Nervous debutants and dead eye Mohit
Plays of the day from the first T20 between India and Zimbabwe in Harare
There were a remarkable seven debutants in the playing XIs today, but possibly none more nervous than Taurai Muzarabani. A couple of high-fives from his team-mates appeared to do little to steady his nerves and Muzarabani, perhaps striving a little too hard for pace, repeatedly dug the ball in short on a slow track. His first two overs went for an exorbitant 36 runs, including three fours and a six.

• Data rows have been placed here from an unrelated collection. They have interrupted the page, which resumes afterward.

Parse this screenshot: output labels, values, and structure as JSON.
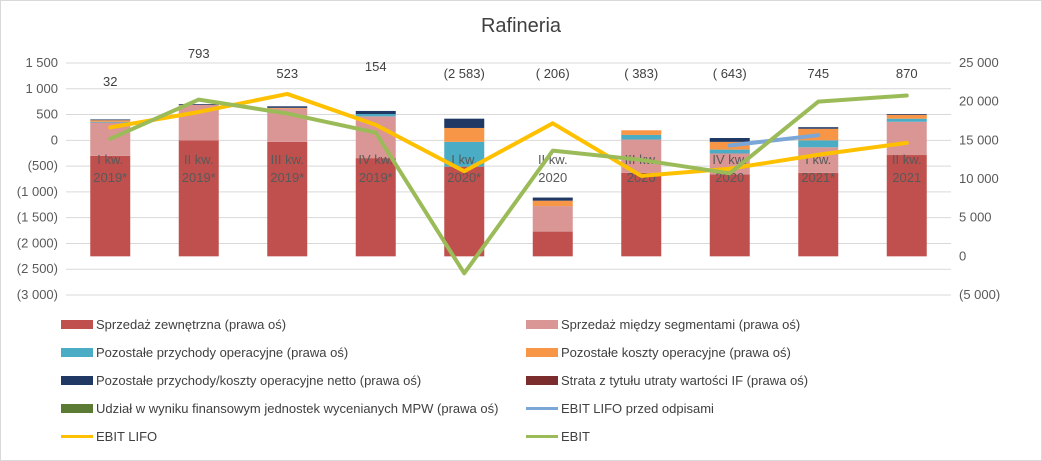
{
  "chart_data": {
    "type": "bar",
    "title": "Rafineria",
    "categories": [
      "I kw.\n2019*",
      "II kw.\n2019*",
      "III kw.\n2019*",
      "IV kw.\n2019*",
      "I kw.\n2020*",
      "II kw.\n2020",
      "III kw.\n2020",
      "IV kw.\n2020",
      "I kw.\n2021*",
      "II kw.\n2021"
    ],
    "left_axis": {
      "min": -3000,
      "max": 1500,
      "step": 500,
      "tick_labels": [
        "(3 000)",
        "(2 500)",
        "(2 000)",
        "(1 500)",
        "(1 000)",
        "(500)",
        "0",
        "500",
        "1 000",
        "1 500"
      ]
    },
    "right_axis": {
      "min": -5000,
      "max": 25000,
      "step": 5000,
      "tick_labels": [
        "(5 000)",
        "0",
        "5 000",
        "10 000",
        "15 000",
        "20 000",
        "25 000"
      ]
    },
    "value_labels": [
      "32",
      "793",
      "523",
      "154",
      "(2 583)",
      "( 206)",
      "( 383)",
      "( 643)",
      "745",
      "870"
    ],
    "stacked_axis": "right",
    "series": [
      {
        "name": "Sprzedaż zewnętrzna (prawa oś)",
        "color": "#c0504d",
        "kind": "bar",
        "values": [
          13000,
          15000,
          14800,
          12700,
          11600,
          3200,
          10800,
          10600,
          10800,
          13100
        ]
      },
      {
        "name": "Sprzedaż między segmentami (prawa oś)",
        "color": "#d99694",
        "kind": "bar",
        "values": [
          4300,
          4600,
          4300,
          5400,
          0,
          3300,
          4300,
          2700,
          3300,
          4300
        ]
      },
      {
        "name": "Pozostałe przychody operacyjne (prawa oś)",
        "color": "#4bacc6",
        "kind": "bar",
        "values": [
          100,
          0,
          0,
          300,
          3200,
          0,
          600,
          500,
          900,
          400
        ]
      },
      {
        "name": "Pozostałe koszty operacyjne (prawa oś)",
        "color": "#f79646",
        "kind": "bar",
        "values": [
          200,
          0,
          100,
          0,
          1800,
          700,
          600,
          1000,
          1500,
          500
        ]
      },
      {
        "name": "Pozostałe przychody/koszty operacyjne netto (prawa oś)",
        "color": "#1f3864",
        "kind": "bar",
        "values": [
          100,
          100,
          200,
          400,
          1200,
          400,
          0,
          500,
          200,
          100
        ]
      },
      {
        "name": "Strata z tytułu utraty wartości IF (prawa oś)",
        "color": "#7b2c2c",
        "kind": "bar",
        "values": [
          0,
          0,
          0,
          0,
          0,
          0,
          0,
          0,
          0,
          0
        ]
      },
      {
        "name": "Udział w wyniku finansowym jednostek wycenianych MPW (prawa oś)",
        "color": "#5b7a34",
        "kind": "bar",
        "values": [
          0,
          0,
          0,
          0,
          0,
          0,
          0,
          0,
          0,
          0
        ]
      },
      {
        "name": "EBIT LIFO przed odpisami",
        "color": "#7aa6d8",
        "kind": "line",
        "axis": "left",
        "values": [
          null,
          null,
          null,
          null,
          null,
          null,
          null,
          -100,
          100,
          null
        ]
      },
      {
        "name": "EBIT LIFO",
        "color": "#ffc000",
        "kind": "line",
        "axis": "left",
        "values": [
          250,
          550,
          900,
          300,
          -600,
          330,
          -690,
          -550,
          -280,
          -50
        ]
      },
      {
        "name": "EBIT",
        "color": "#9bbb59",
        "kind": "line",
        "axis": "left",
        "values": [
          30,
          790,
          520,
          150,
          -2580,
          -200,
          -380,
          -640,
          750,
          870
        ]
      }
    ]
  }
}
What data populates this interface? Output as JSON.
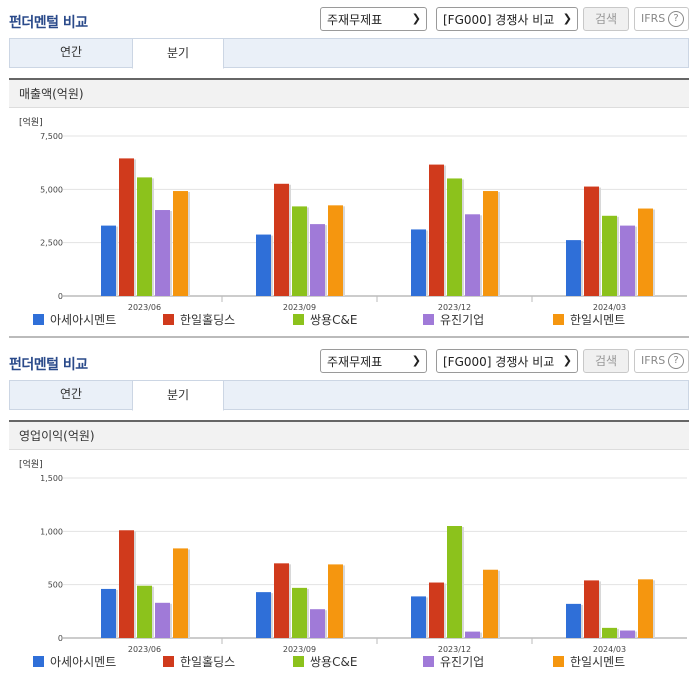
{
  "panels": [
    {
      "title": "펀더멘털 비교",
      "select1": "주재무제표",
      "select2": "[FG000] 경쟁사 비교",
      "search_label": "검색",
      "ifrs_label": "IFRS",
      "help_label": "?",
      "tabs": [
        "연간",
        "분기"
      ],
      "active_tab": "분기",
      "subtitle": "매출액(억원)"
    },
    {
      "title": "펀더멘털 비교",
      "select1": "주재무제표",
      "select2": "[FG000] 경쟁사 비교",
      "search_label": "검색",
      "ifrs_label": "IFRS",
      "help_label": "?",
      "tabs": [
        "연간",
        "분기"
      ],
      "active_tab": "분기",
      "subtitle": "영업이익(억원)"
    }
  ],
  "chevron_icon": "chevron-down-icon",
  "chart_data": [
    {
      "type": "bar",
      "ylabel": "[억원]",
      "ylim": [
        0,
        7500
      ],
      "yticks": [
        "0",
        "2,500",
        "5,000",
        "7,500"
      ],
      "ytick_values": [
        0,
        2500,
        5000,
        7500
      ],
      "categories": [
        "2023/06",
        "2023/09",
        "2023/12",
        "2024/03"
      ],
      "series": [
        {
          "name": "아세아시멘트",
          "color": "#2f6fd8",
          "values": [
            3300,
            2880,
            3120,
            2620
          ]
        },
        {
          "name": "한일홀딩스",
          "color": "#d03a1c",
          "values": [
            6450,
            5260,
            6160,
            5130
          ]
        },
        {
          "name": "쌍용C&E",
          "color": "#8cc21c",
          "values": [
            5560,
            4200,
            5510,
            3760
          ]
        },
        {
          "name": "유진기업",
          "color": "#a07ad8",
          "values": [
            4030,
            3370,
            3830,
            3300
          ]
        },
        {
          "name": "한일시멘트",
          "color": "#f5960f",
          "values": [
            4920,
            4250,
            4920,
            4100
          ]
        }
      ],
      "legend": "bottom"
    },
    {
      "type": "bar",
      "ylabel": "[억원]",
      "ylim": [
        0,
        1500
      ],
      "yticks": [
        "0",
        "500",
        "1,000",
        "1,500"
      ],
      "ytick_values": [
        0,
        500,
        1000,
        1500
      ],
      "categories": [
        "2023/06",
        "2023/09",
        "2023/12",
        "2024/03"
      ],
      "series": [
        {
          "name": "아세아시멘트",
          "color": "#2f6fd8",
          "values": [
            460,
            430,
            390,
            320
          ]
        },
        {
          "name": "한일홀딩스",
          "color": "#d03a1c",
          "values": [
            1010,
            700,
            520,
            540
          ]
        },
        {
          "name": "쌍용C&E",
          "color": "#8cc21c",
          "values": [
            490,
            470,
            1050,
            95
          ]
        },
        {
          "name": "유진기업",
          "color": "#a07ad8",
          "values": [
            330,
            270,
            60,
            70
          ]
        },
        {
          "name": "한일시멘트",
          "color": "#f5960f",
          "values": [
            840,
            690,
            640,
            550
          ]
        }
      ],
      "legend": "bottom"
    }
  ]
}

There was precious little flight or guile in Graeme Cremer's first over and when he started his second, India were cruising at 82 for 1. Opting for a change of plan, Cremer began to hang the ball temptingly in the breeze, and with a little grip and spin he had Ajinkya Rahane caught at point of a leading edge almost immediately. Cremer continued to loop the ball up, Manish Pandey struggled to get the ball off the square and the legspinner completed a wicket maiden with an indecipherable googly.
The catch that wasn't
Cremer was back in the action in the field in the 17th over, sprinting to his left from long-off to hold a good catch. The only problem was that the catch came off a free hit, with Neville Madziva having overstepped the previous delivery. As Cremer celebrated, the fielders closest to him quickly alerted him to his mistake. Cremer clearly saw the funny side, responding to the gentle jibes from the crowd with a rueful smile.
The debut: Part II
Sandeep Sharma is just 22 years old, but he's not exactly short on Twenty20 experience, having played 43 matches in the format - many of them for Kings XI Punjab in the IPL. In all those games, he can't have bowled many overs more expensive than his first in international cricket. Chamu Chibhabha lifted his very first delivery over long-on, holding the pose after his shot. Hamilton Masakadza scooped his fourth delivery for a second six, and a spooked bowler then zinged down two leg-side wides in a first over that leaked 16 runs.
The direct hit
Mohit Sharma had a parsimonious day with the ball, but perhaps his finest moment came in the field. Sikandar Raza flicked a straight ball from Stuart Binny towards deep midwicket, where Mohit came charging in from the fence. Needing to score at more than 15 an over at the time, the batsmen called for an iffy second. Mohit, off balance and with only one stump to aim at, picked up the ball and curled a rifling throw straight on target to run Craig Ervine out. Zimbabwe's hopes of an unlikely win had already faded, but with that dismissal the result was all but sealed.